L'ordinateur a pu identifier « les zones initiales de ces pathologies . Nous sommes très contents de ce travail car l'avantage qu'il a est de pouvoir réduire les inégalités » et permettre de poser un diagnostic de maladie neurodégénérative au Pérou ou à Salta (Argentine).

La démence est un problème de santé mondial affectant des millions de personnes dans le monde, et le diagnostic de la maladie a été difficile en raison d' hétérogénéités démographiques et régionales spécifiques, d'analyses de moindre qualité et de méthodes d'analyse non harmonisées. « Notre étude », souligne-t-il, « a le potentiel de changer cela. Nous avons utilisé un classificateur de vision par ordinateur entièrement automatique et des réseaux neuronaux d'apprentissage en profondeur sur des données brutes d'IRM brutes de 3 000 participants , y compris des personnes atteintes de la maladie d'Alzheimer (MA), de la démence frontotemporale à variante comportementale (bvFTD) et des témoins sains.

L'IA visuelle a également identifié des zones cérébrales critiques affectées par la MA et la bvFTD à l'aide d'une technique appelée sensibilité à l'occlusion . « En termes simples — ajoute Ibáñez — cette technique aide à comprendre quelles parties d'une image sont importantes pour l'IA. En couvrant ou en "occultant" différentes parties de l'image et en examinant comment les performances du modèle changent, nous pouvons identifier les zones les plus pertinentes pour le processus de prise de décision de l'IA. Notre analyse a révélé que l' hippocampe, crucial pour la mémoire, est principalement affecté dans la MA, tandis que l' insula , impliquée dans les émotions et le comportement social, est principalement affectée dans la bvFTD . Ceci explique que la technique a la spécificité biologique et fournit une manière plausible et automatisée de comprendre comment ces maladies affectent le cerveau.

Le nouveau système peut permettre un diagnostic rapide de la démence dans des régions comme l'Amérique latine, où les cas sont sous-diagnostiqués.

Plans de l'équipe scientifique

Enfin, le scientifique argentin a révélé les prochains objectifs avec le nouveau système qu'il a l'équipe de travail dont il fait partie. "Nous voulons créer une plate-forme où toute personne provenant de milieux cliniques divers et sous-représentés, de régions où les biomarqueurs coûteux ne sont pas disponibles" a accès à un diagnostic précoce. "À l'avenir, cette approche pourrait être testée en tant que cadre d'aide à la décision clinique dans le but de fournir des évaluations de la démence abordables et personnalisées."
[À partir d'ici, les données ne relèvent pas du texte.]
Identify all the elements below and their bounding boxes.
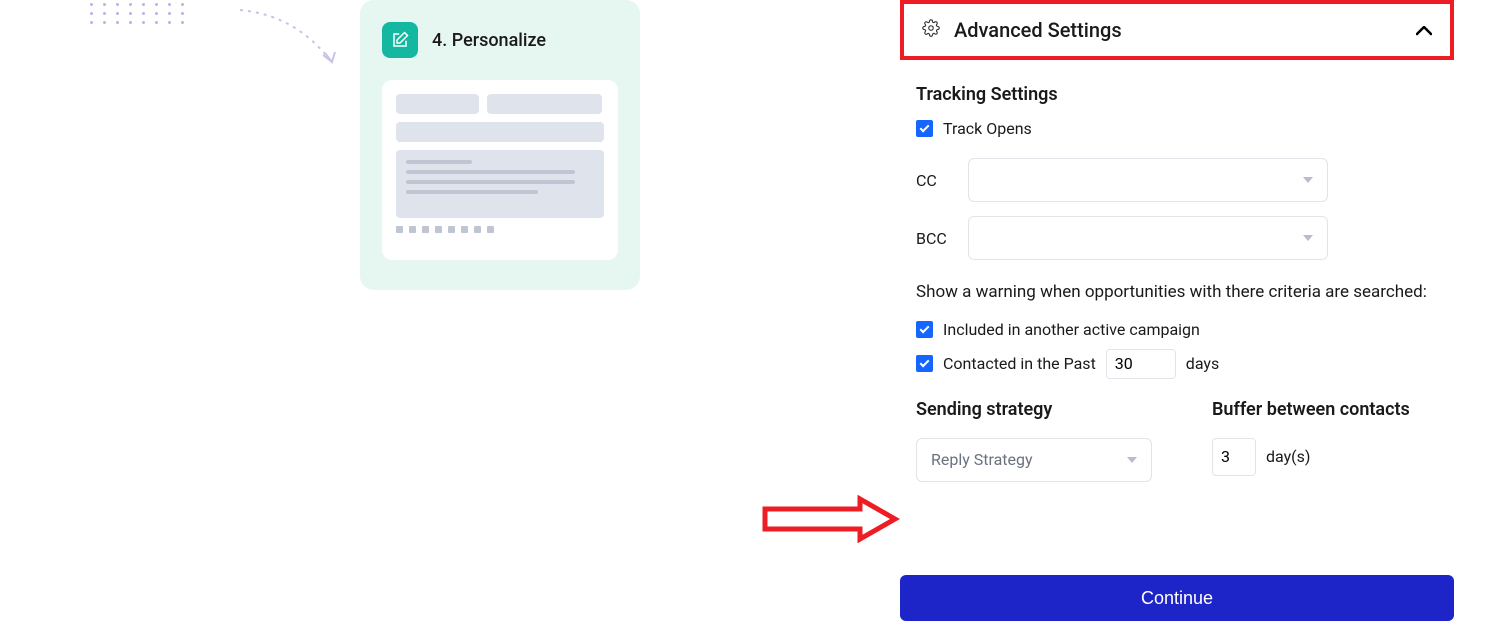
advanced-settings-toggle[interactable]: Advanced Settings — [900, 0, 1454, 60]
contacted-past-prefix: Contacted in the Past — [943, 354, 1096, 373]
included-campaign-checkbox[interactable] — [916, 321, 933, 338]
chevron-down-icon — [1127, 457, 1137, 463]
chevron-down-icon — [1303, 235, 1313, 241]
gear-icon — [922, 19, 940, 41]
buffer-col: Buffer between contacts day(s) — [1212, 399, 1410, 482]
warning-section: Show a warning when opportunities with t… — [916, 280, 1460, 379]
continue-button[interactable]: Continue — [900, 575, 1454, 621]
tracking-heading: Tracking Settings — [916, 84, 1460, 105]
bcc-label: BCC — [916, 229, 954, 248]
buffer-unit: day(s) — [1266, 447, 1310, 466]
contacted-days-input[interactable] — [1106, 349, 1176, 379]
bcc-row: BCC — [916, 216, 1460, 260]
card-title: 4. Personalize — [432, 30, 546, 51]
cc-label: CC — [916, 171, 954, 190]
sending-strategy-value: Reply Strategy — [931, 450, 1033, 469]
cc-bcc-section: CC BCC — [916, 158, 1460, 260]
strategy-buffer-section: Sending strategy Reply Strategy Buffer b… — [916, 399, 1460, 482]
track-opens-checkbox[interactable] — [916, 120, 933, 137]
advanced-settings-title: Advanced Settings — [954, 18, 1122, 42]
chevron-down-icon — [1303, 177, 1313, 183]
contacted-past-suffix: days — [1186, 354, 1219, 373]
warning-text: Show a warning when opportunities with t… — [916, 280, 1436, 306]
settings-panel: Advanced Settings Tracking Settings Trac… — [900, 0, 1460, 502]
buffer-heading: Buffer between contacts — [1212, 399, 1410, 420]
edit-icon — [382, 22, 418, 58]
cc-select[interactable] — [968, 158, 1328, 202]
annotation-arrow-icon — [760, 495, 900, 543]
chevron-up-icon — [1416, 21, 1432, 40]
track-opens-label: Track Opens — [943, 119, 1032, 138]
dots-decoration — [85, 0, 195, 50]
card-header: 4. Personalize — [382, 22, 618, 58]
sending-strategy-heading: Sending strategy — [916, 399, 1152, 420]
curved-arrow-decoration — [235, 5, 345, 75]
buffer-value-input[interactable] — [1212, 438, 1256, 476]
included-campaign-row: Included in another active campaign — [916, 320, 1460, 339]
cc-row: CC — [916, 158, 1460, 202]
email-preview-mock — [382, 80, 618, 260]
tracking-section: Tracking Settings Track Opens — [916, 84, 1460, 138]
contacted-past-row: Contacted in the Past days — [916, 349, 1460, 379]
left-decorative-area: 4. Personalize — [0, 0, 700, 642]
bcc-select[interactable] — [968, 216, 1328, 260]
sending-strategy-col: Sending strategy Reply Strategy — [916, 399, 1152, 482]
contacted-past-checkbox[interactable] — [916, 355, 933, 372]
included-campaign-label: Included in another active campaign — [943, 320, 1200, 339]
buffer-row: day(s) — [1212, 438, 1410, 476]
personalize-step-card: 4. Personalize — [360, 0, 640, 290]
sending-strategy-select[interactable]: Reply Strategy — [916, 438, 1152, 482]
track-opens-row: Track Opens — [916, 119, 1460, 138]
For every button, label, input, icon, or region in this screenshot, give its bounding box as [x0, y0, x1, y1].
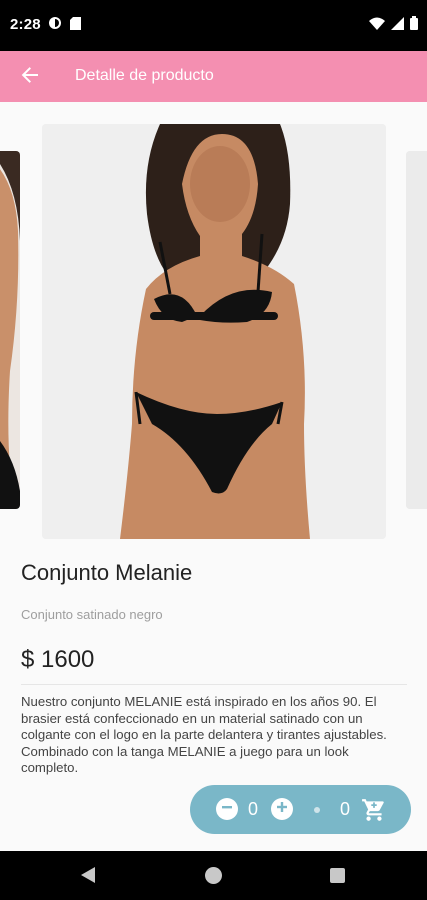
wifi-icon — [369, 17, 385, 35]
product-name: Conjunto Melanie — [21, 560, 193, 585]
navigation-bar — [0, 851, 427, 900]
carousel-next-image[interactable] — [406, 151, 427, 509]
data-saver-icon — [48, 16, 62, 35]
arrow-back-icon — [20, 65, 40, 90]
product-price: $ 1600 — [21, 646, 95, 673]
plus-icon — [276, 800, 288, 818]
app-bar: Detalle de producto — [0, 51, 427, 102]
nav-back-icon[interactable] — [80, 866, 96, 889]
product-image-carousel[interactable] — [0, 102, 427, 542]
signal-icon — [391, 16, 404, 35]
sd-card-icon — [70, 16, 81, 35]
decrease-quantity-button[interactable] — [216, 798, 238, 820]
status-time: 2:28 — [10, 16, 41, 33]
carousel-prev-image[interactable] — [0, 151, 20, 509]
product-subtitle: Conjunto satinado negro — [21, 607, 163, 622]
divider — [21, 684, 407, 685]
separator-dot — [314, 807, 320, 813]
product-image[interactable] — [42, 124, 386, 539]
cart-count: 0 — [340, 799, 351, 819]
minus-icon — [221, 800, 233, 818]
increase-quantity-button[interactable] — [271, 798, 293, 820]
back-button[interactable] — [14, 61, 46, 93]
nav-recents-icon[interactable] — [330, 868, 345, 883]
nav-home-icon[interactable] — [205, 867, 222, 884]
cart-control: 0 0 — [190, 785, 411, 834]
battery-icon — [410, 16, 418, 35]
page-title: Detalle de producto — [75, 67, 214, 84]
status-bar: 2:28 — [0, 0, 427, 51]
shopping-cart-icon[interactable] — [361, 797, 387, 823]
product-description: Nuestro conjunto MELANIE está inspirado … — [21, 694, 387, 775]
quantity-value: 0 — [248, 799, 259, 819]
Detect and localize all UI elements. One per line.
De plus, "à l'avenir, nous allons ajouter des informations génétiques, c'est-à-dire que d'ici quelques années, nous aurons le génome complet de ces patients que nous étudions, donc on peut ajouter au classificateur non seulement des informations cérébrales, mais des informations génétiques et encore des informations environnementales, par exemple quelle est la quantité de pollution dans la ville où vit le patient, quel est le niveau socio-économique du patient, quels sont ses liens sociaux. Nous montrons par exemple que dans ce travail nous ajoutons l'éducation et certaines variables qui améliorent un peu le diagnostic, pas beaucoup, mais elles ont un poids ».